Агония Иванова - Украденные воспоминания
— Хорошая идея, — оценил я и снова включил вентилятор, чтобы он немного погонял по комнате горячий воздух.
— … или умереть, — сдавленно произнесла Света. Она лежала с открытыми глазами и они блестели в темноте так, словно она плачет.
— Нет. Оставь это, пожалуйста, — я наклонился над ней, чтобы заглянуть ей в лицо и провел ладонью по ее идеально гладкой коже, как у ребенка. Впрочем, для меня она навсегда останется ребенком, даже когда ее светлые волосы станут серебряными от седины.

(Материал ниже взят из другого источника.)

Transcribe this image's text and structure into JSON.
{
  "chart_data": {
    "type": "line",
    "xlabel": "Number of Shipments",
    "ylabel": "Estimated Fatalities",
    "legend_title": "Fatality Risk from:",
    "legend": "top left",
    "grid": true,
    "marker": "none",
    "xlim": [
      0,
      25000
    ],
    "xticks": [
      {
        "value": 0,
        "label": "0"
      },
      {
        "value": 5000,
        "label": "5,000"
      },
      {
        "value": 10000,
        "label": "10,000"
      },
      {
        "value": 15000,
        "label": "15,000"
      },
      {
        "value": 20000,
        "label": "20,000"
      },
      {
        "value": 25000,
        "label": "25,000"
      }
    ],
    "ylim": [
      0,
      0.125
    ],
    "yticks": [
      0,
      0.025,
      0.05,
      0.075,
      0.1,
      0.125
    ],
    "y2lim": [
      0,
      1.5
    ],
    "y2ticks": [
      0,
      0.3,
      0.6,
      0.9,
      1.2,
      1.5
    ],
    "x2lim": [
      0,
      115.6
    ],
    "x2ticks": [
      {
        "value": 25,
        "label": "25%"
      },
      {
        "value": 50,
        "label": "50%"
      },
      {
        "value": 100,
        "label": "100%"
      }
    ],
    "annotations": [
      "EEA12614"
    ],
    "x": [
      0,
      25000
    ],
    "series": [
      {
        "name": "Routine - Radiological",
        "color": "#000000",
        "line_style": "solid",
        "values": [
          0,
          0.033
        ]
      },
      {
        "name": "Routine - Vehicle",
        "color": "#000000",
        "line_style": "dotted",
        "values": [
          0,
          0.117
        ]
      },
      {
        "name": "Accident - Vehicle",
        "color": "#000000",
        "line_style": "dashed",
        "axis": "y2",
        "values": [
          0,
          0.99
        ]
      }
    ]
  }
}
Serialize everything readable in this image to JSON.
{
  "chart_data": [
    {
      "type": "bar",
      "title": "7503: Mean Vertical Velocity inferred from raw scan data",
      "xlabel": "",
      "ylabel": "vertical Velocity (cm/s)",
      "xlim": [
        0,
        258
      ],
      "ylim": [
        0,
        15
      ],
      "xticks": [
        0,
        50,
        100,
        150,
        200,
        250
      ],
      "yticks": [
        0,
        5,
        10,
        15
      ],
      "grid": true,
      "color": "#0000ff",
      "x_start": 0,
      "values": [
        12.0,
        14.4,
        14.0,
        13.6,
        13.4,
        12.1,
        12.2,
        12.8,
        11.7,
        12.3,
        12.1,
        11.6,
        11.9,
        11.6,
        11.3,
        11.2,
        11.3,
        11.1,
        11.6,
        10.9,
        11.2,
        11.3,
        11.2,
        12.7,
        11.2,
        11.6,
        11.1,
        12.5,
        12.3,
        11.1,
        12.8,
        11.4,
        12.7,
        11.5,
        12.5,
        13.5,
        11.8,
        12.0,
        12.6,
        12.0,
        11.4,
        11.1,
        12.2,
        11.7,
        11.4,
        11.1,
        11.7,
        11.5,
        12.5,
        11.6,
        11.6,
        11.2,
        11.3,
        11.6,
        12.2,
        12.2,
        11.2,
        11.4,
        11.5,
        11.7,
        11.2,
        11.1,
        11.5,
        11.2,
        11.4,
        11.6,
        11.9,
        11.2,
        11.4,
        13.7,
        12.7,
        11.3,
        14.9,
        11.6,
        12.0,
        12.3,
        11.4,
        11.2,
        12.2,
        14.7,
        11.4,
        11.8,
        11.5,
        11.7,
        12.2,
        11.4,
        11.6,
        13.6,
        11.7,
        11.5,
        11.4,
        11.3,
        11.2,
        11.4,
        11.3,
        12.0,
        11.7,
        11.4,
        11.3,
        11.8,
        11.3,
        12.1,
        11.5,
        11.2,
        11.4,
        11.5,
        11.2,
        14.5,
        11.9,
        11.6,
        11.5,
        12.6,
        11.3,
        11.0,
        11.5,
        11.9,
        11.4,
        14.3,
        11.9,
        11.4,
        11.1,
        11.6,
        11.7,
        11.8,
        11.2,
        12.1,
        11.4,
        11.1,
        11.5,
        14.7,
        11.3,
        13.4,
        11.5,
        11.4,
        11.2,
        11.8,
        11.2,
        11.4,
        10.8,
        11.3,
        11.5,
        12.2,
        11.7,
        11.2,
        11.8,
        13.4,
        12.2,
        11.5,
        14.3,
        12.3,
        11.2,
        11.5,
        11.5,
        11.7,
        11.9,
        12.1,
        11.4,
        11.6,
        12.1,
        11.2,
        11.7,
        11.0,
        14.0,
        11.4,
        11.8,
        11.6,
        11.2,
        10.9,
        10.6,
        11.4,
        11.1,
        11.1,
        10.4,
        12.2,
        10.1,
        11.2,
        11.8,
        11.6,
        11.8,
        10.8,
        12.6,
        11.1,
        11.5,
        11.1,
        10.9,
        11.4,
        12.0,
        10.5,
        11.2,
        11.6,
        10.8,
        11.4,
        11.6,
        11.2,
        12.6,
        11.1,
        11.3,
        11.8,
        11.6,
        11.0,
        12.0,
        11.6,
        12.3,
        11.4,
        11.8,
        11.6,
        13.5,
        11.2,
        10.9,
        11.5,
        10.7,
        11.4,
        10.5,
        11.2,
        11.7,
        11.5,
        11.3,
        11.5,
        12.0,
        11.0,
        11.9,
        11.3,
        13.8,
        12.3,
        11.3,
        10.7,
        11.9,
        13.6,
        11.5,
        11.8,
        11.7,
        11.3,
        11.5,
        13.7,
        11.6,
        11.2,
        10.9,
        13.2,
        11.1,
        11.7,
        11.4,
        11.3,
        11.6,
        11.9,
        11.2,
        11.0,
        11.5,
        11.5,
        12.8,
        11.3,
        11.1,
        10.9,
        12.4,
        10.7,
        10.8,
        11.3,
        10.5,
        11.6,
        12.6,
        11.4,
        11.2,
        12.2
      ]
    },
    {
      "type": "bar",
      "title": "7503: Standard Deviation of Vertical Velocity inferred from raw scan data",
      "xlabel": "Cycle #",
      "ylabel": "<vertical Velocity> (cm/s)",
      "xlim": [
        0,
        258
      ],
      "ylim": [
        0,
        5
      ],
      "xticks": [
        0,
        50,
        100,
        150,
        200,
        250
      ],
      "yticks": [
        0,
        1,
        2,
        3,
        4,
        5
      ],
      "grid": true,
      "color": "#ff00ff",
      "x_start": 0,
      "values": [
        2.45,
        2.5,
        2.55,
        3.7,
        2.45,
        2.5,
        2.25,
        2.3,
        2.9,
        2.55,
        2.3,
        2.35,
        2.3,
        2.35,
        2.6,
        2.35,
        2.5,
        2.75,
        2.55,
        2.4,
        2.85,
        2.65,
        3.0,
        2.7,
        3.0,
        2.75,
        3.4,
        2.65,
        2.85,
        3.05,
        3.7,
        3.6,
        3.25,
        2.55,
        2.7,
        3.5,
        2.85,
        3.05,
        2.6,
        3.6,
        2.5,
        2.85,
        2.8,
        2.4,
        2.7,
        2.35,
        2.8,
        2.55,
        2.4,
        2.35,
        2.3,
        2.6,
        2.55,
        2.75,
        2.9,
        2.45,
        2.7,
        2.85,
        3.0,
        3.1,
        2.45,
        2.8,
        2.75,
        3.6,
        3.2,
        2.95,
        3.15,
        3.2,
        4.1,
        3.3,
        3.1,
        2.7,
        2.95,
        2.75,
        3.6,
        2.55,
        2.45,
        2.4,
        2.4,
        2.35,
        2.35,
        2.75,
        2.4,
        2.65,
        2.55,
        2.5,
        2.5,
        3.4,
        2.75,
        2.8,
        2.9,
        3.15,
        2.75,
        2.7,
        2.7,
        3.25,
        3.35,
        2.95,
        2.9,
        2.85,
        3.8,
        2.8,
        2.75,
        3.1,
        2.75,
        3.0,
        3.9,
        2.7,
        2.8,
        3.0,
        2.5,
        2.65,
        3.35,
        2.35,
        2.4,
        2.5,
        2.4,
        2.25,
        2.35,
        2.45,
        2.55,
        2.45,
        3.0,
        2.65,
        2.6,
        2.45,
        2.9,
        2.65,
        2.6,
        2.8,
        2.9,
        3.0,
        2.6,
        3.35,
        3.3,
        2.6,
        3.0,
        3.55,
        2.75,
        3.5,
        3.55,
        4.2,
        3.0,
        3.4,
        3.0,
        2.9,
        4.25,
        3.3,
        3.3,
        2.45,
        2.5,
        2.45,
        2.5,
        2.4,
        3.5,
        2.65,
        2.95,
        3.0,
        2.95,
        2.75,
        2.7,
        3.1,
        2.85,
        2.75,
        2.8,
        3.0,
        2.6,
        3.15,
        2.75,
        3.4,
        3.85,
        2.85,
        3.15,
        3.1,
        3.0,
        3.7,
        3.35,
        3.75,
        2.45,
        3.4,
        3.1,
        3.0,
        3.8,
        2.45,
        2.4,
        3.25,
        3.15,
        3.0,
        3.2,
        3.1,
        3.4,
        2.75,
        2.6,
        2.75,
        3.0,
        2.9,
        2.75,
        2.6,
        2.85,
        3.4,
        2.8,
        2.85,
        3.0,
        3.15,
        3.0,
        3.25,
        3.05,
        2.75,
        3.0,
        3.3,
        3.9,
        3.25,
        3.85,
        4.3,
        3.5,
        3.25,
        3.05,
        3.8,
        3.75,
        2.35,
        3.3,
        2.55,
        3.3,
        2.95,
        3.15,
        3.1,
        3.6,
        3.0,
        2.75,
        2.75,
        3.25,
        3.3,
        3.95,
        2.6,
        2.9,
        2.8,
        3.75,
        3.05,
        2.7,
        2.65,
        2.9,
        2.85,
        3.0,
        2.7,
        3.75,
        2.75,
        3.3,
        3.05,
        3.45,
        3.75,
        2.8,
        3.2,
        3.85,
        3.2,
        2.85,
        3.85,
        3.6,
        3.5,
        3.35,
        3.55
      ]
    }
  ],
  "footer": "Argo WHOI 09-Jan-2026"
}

Если мы доживем до этого времени, конечно. Но мне хотелось верить, что доживем.
— Хорошо, — легко согласилась девушка и расслабилась. Она не могла спорить со мной, слишком сильным было мое влияние на нее. Теперь она старательно прогоняла прочь мысли о смерти, так часто посещавшие ее светлую голову.
Я взял прядь ее длинных белых волос, в темноте отливавших лунным серебром, и жадно вдохнул их аромат, мне казалось, что пахнут они арктическим холодом. Они были такими холодными и нежными на ощупь, как снег… Меня опьяняло это ощущение. Сводило с ума. Становилось еще жарче. Еще чуть-чуть и я сгорю заживо.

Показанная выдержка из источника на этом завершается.